Testosterone supplementation in men with low levels of the hormone did not increase the risk of heart attacks in a 5,246-patient study, allaying fears that were raised more than a decade ago in a smaller trial, researchers said Friday.
Although the results ease a significant safety concern about testosterone-containing gels and patches, the researchers running the study emphasized it does not address the more widespread use of such products in men who have normal levels of testosterone but who hope to avoid signs of aging or to increase virility.
The result is also an example of why advice on health topics can be so fraught, infuriating, and prone to change. Researchers frequently emphasize that the most reliable medical findings come from randomized trials, where patients are randomly assigned to either a treatment or a placebo. But the concerns about testosterone emerged from a 2010 study in 209 men that was stopped because men receiving the treatment appeared to be five times more likely to have heart attacks. Yet in a more rigorous and bigger study that finding completely disappeared.
Shalender Bhasin, one of the principal investigators of the new study and a professor at Harvard Medical School, called the results “very reassuring.” He had also been the lead investigator of the 2010 study that had flagged the risk.
In the new study, the data were “very conclusive,” he said, noting that the volunteers were at high cardiovascular risk. About 55% had a previous heart attack or stroke.
The study was published in the New England Journal of Medicine and is being simultaneously presented at the annual meeting of the Endocrine Society.
In the new study, called TRAVERSE, men whom blood tests had established to have low levels of testosterone were randomly assigned either to receive a testosterone gel or a placebo. Researchers tracked whether they died from cardiovascular causes, had a heart attack, or had a stroke, grouping those outcomes together in order to increase statistical power.
Cardiovascular death, heart attack, or stroke occurred in 182 patients, or 7%, in the testosterone group and in 190 patients, or 7.3%, in the placebo group.
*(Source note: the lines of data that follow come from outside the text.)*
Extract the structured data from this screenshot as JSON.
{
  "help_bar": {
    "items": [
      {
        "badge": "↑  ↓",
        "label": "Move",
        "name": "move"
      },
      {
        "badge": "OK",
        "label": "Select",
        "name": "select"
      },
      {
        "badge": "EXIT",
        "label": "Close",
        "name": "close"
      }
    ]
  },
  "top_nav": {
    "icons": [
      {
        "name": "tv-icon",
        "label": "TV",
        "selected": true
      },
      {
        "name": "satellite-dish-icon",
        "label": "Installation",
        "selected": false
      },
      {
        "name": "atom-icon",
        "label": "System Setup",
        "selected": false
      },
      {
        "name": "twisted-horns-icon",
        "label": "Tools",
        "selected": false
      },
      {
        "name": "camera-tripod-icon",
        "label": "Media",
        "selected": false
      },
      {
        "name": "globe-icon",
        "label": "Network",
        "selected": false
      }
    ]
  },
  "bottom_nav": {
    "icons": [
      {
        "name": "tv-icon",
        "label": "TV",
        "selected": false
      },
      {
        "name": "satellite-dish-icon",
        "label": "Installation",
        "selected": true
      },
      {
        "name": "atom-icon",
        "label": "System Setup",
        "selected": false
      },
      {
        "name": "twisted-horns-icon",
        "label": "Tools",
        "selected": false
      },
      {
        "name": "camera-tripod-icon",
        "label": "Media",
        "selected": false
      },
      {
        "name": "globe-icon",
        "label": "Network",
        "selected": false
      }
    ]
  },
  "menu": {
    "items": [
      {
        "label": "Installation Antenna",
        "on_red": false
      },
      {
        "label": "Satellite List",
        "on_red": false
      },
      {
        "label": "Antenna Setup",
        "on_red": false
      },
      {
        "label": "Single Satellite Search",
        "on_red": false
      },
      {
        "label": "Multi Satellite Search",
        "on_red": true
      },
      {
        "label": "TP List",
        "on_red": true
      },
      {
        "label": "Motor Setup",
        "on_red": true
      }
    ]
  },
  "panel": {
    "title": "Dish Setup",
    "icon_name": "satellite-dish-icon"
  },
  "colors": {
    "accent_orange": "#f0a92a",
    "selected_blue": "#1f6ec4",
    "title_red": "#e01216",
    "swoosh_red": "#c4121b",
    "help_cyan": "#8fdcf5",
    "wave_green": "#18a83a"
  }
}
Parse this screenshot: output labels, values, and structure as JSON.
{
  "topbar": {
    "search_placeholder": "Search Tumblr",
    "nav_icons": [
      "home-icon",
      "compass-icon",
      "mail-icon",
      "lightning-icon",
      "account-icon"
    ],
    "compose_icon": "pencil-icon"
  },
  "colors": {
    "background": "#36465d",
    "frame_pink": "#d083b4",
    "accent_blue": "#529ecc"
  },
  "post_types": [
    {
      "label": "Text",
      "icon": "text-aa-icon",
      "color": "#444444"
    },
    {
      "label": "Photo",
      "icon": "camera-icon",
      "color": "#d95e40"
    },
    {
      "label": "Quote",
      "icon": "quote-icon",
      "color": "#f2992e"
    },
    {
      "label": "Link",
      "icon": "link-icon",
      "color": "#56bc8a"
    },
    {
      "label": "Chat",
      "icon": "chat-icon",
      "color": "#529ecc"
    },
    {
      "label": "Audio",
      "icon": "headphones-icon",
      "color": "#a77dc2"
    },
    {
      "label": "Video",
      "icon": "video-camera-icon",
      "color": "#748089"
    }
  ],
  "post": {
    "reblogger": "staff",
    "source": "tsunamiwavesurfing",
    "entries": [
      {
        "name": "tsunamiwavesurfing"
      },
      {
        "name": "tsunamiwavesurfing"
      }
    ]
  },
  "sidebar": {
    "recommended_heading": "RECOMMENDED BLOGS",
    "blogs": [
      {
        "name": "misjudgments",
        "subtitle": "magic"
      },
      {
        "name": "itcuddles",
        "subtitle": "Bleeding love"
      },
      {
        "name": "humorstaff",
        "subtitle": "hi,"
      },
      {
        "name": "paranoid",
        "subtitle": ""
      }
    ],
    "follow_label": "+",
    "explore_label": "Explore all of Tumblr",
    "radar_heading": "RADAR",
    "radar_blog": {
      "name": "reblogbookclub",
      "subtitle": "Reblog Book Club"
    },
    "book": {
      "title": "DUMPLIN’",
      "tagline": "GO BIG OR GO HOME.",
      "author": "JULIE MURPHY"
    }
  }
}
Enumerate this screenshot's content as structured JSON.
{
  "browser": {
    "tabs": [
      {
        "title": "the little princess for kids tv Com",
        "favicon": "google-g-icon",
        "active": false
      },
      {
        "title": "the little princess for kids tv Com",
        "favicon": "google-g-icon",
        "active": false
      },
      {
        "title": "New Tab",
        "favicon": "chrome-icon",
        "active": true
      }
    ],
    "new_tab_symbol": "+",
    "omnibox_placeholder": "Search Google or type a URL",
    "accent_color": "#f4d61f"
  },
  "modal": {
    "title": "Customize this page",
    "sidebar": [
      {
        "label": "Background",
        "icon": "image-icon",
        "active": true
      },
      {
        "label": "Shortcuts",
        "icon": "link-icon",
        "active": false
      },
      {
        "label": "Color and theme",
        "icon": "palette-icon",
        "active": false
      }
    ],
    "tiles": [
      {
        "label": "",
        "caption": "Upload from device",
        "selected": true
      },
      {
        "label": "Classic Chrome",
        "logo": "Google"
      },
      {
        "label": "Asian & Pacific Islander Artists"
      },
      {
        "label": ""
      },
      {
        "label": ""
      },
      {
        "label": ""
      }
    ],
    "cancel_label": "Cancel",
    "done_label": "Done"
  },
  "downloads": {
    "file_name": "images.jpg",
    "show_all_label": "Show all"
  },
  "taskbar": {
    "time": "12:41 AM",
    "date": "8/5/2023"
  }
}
Statistically, this means that there was very little difference between the two groups – and that any risk to the heart for these patients is small.
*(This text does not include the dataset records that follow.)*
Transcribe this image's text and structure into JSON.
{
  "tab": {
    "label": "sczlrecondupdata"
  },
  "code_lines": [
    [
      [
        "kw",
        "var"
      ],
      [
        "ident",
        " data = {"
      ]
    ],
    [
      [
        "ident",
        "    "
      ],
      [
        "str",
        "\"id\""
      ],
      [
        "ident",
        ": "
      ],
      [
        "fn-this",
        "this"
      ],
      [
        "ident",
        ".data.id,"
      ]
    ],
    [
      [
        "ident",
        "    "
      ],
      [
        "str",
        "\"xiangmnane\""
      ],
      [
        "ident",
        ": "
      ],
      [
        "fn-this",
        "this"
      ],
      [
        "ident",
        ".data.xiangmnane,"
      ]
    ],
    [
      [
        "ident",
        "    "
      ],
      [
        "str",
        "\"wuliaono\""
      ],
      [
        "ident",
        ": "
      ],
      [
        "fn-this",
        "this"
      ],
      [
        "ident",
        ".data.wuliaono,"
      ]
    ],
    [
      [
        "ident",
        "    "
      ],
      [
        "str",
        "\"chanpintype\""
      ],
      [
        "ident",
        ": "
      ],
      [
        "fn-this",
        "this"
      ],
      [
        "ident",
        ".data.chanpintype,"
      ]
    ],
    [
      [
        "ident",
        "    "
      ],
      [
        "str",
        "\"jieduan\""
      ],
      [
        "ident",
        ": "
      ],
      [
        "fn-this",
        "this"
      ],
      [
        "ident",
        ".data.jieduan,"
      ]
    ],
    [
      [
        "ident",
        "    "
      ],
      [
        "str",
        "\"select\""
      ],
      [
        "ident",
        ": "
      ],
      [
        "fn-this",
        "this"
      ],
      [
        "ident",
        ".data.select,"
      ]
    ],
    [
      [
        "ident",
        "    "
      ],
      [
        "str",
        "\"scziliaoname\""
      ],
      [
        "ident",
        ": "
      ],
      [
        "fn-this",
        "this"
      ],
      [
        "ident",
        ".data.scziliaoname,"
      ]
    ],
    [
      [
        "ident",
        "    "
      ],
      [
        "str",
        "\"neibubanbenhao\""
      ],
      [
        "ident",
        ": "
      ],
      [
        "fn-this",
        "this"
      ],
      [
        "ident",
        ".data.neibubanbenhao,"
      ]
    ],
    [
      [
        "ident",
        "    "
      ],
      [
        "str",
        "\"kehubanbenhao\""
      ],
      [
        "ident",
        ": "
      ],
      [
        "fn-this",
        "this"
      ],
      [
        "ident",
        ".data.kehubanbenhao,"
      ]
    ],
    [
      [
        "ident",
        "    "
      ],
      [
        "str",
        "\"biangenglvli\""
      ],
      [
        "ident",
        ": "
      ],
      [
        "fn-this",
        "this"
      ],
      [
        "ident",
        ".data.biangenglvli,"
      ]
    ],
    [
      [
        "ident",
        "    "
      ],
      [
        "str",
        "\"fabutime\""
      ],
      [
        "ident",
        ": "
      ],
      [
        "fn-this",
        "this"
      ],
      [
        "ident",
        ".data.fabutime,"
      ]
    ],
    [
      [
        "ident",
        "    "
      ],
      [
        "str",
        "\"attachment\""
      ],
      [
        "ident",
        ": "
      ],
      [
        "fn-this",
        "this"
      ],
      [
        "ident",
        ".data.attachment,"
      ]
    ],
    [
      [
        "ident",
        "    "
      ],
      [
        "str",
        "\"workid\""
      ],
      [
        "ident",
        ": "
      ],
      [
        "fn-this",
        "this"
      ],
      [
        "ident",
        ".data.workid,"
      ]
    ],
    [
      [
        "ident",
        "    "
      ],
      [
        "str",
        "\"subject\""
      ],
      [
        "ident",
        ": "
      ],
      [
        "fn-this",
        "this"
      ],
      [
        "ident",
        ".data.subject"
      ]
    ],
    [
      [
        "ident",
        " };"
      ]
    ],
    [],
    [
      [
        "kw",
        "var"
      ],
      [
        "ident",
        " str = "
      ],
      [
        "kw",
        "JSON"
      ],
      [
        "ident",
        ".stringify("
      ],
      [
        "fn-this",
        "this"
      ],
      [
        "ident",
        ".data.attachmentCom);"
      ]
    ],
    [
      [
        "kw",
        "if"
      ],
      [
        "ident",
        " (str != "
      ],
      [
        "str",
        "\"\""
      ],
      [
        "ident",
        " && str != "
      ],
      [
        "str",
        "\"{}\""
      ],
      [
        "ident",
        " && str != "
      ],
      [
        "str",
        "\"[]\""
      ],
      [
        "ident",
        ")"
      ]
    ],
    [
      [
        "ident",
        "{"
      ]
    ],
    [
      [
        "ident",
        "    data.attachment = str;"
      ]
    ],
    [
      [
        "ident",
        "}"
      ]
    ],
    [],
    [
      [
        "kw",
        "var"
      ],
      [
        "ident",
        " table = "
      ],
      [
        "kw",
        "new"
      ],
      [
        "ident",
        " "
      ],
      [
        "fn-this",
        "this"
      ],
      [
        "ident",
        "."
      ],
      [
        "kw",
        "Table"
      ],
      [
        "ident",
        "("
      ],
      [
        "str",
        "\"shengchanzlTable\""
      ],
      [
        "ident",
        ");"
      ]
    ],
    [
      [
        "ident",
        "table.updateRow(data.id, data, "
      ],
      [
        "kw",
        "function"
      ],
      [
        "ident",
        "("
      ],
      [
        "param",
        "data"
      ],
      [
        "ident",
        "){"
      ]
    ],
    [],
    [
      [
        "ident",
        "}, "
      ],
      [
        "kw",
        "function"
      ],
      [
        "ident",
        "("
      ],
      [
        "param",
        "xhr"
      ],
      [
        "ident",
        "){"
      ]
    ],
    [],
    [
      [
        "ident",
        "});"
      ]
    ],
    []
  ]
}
One weakness of the study is that a fifth of patients dropped out, potentially in part because the trial was conducted during the pandemic. While that doesn’t appear to have affected the result, it is possible it could have.
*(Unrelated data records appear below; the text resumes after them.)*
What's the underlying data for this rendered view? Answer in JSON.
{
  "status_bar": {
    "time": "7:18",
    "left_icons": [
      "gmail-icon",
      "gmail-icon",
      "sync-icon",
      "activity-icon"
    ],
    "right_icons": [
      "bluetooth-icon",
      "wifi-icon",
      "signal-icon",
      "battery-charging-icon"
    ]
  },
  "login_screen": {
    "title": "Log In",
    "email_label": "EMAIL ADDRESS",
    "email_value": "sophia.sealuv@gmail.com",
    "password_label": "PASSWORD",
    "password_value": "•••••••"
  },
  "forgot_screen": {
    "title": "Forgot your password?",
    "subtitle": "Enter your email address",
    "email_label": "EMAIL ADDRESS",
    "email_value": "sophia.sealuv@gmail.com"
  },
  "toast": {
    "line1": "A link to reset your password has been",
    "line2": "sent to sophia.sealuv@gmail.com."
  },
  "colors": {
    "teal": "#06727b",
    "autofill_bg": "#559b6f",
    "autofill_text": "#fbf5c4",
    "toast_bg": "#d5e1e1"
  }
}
Testosterone supplementation did have some apparent side effects. Arrythmias requiring medical intervention occurred in 5.5% of men in the testosterone group compared to 3.3% of those who received placebo, a difference that was highly statistically significant. There was also an imbalance in acute kidney injury, which occurred in 2.3% of patients in the drug group and 1.5% of those in the placebo group.
There was no difference in rate of benign prostate hyperplasia, and prostate cancer occurred in 12 patients in the testosterone group and 11 in the placebo group.
Efficacy results from the study on criteria such as anemia and sexual function will be presented at the Endocrine Society meeting but were not immediately available.
The authors cautioned that the result should not be used to justify widespread prescribing of testosterone. Bhasin, who is also a lead author of the Endocrine Society’s guidelines on treating low testosterone levels, said the condition occurs in about 3% of men aged 40 to 85. In the study, men had to have testosterone levels that were below a normal level of 300 nanograms per deciliter to participate. Blood tests were used to titrate how much testosterone they received, raising levels to between 350 ng/dL and 750 ng/dL. If levels went above that limit, the dose of testosterone was lowered.
“This was a specific group of men with a disease,” said Steven Nissen of the Cleveland Clinic, the chairman of the trial’s steering committee. “We do not want our study to be used as a justification for the widespread prescription of testosterone as a tonic for aging men so that they can try to feel like they were 18 to 25 years of age again. And I’m concerned that there will be misuse.
“I can see the ads now,” Nissen said.
It’s not clear why the smaller 2010 study produced such a different result. One difference, Bhasin said, was that although that study tracked cardiovascular events as a matter of course, they were not monitored carefully.
“It was not in our thinking at the time,” Bhasin said. “Nobody’s suspected that testosterone might increase or decrease the risk of cardiovascular events.”
It may also be that the earlier study was stopped too soon by the outside committee charged with monitoring patient safety when it saw an imbalance. In fact, all previous studies of testosterone combined had fewer heart attacks than TRAVERSE.
The earlier study led the Food and Drug Administration to instruct testosterone manufacturers to conduct a larger trial. The TRAVERSE study was funded by AbbVie, Acerus Pharmaceuticals, Endo Pharmaceuticals, and Upsher-Smith Laboratories, all of which are manufacturers of testosterone-containing products.